Mr. Bleckner, who had a Guggenheim retrospective of his work in 1995, initially met Mr. Gilman on a dating site several years ago, according to his legal filing, and they had a sexual relationship. They reconnected late last year, the suit says, and resumed their relationship this year after Mr. Gilman, a resident of California, moved to East Hampton in February and took a $750-a-week job helping Mr. Bleckner.

However, in March Mr. Gilman announced he was leaving and later had a lawyer call Mr. Bleckner threatening legal action, according to Mr. Bleckner’s suit.

Mr. Gilman’s filing characterizes the sexual contact as unwanted and forced and says he only stayed because he feared losing his job. His lawsuit reports that he secretly recorded some of Mr. Bleckner’s “unlawful sexual acts.”

But Mr. Bleckner’s lawsuit says it is unreasonable to think that the sexual contact “was the result of physical force and coercion applied by plaintiff” since the artist is 69 and stands five and a half feet tall while the defendant is a six-foot, 25-year-old construction worker.

Mr. Bleckner’s lawyer, Seth L. Rosenberg, said in a statement: “By filing this lawsuit, Ross Bleckner is saying that he refuses to be intimidated, refuses to be a victim, and is not afraid of the truth.”

Mr.
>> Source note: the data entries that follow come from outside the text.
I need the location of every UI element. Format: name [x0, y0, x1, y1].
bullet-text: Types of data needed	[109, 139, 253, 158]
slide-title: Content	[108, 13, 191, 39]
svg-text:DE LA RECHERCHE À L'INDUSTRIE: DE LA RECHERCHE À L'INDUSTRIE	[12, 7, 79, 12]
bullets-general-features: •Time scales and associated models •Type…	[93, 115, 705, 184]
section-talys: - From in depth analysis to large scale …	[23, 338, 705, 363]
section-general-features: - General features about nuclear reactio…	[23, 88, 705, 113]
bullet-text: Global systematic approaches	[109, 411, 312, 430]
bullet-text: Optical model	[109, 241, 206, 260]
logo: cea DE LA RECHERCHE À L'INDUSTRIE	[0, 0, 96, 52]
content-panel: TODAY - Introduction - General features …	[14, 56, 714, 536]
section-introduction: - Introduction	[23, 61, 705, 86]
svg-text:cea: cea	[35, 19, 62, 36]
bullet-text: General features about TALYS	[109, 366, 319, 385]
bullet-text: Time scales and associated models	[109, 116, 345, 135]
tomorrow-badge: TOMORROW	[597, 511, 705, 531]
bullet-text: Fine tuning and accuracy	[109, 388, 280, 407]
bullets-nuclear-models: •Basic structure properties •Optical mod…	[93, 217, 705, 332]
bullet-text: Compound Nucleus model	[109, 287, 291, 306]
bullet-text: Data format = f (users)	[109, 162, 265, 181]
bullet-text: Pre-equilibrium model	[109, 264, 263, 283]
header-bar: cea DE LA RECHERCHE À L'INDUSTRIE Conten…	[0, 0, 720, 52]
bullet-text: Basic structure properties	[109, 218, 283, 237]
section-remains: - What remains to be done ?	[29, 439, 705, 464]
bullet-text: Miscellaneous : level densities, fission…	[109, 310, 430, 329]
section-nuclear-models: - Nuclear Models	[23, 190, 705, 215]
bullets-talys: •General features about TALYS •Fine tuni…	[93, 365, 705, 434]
Rosenberg said he had requested to hear the tape recordings but Mr. Gilman’s lawyer had refused to share them. “We don’t know whether there was staging but we do know the only person who knew about the conversations when they were being recorded is Mr. Gilman,” Mr. Rosenberg said.

Mr. Rosenberg said contacting law enforcement “remains an open issue.”

Mr. Gilman’s lawyer, Marjorie Mesidor, declined to comment on whether she had contacted law enforcement on Mr. Gilman’s behalf to pursue the assault accusation. But she stressed that any efforts to negotiate a settlement with Mr. Bleckner had not been coercive.

“In any form or fashion, there was no extortion,” she said.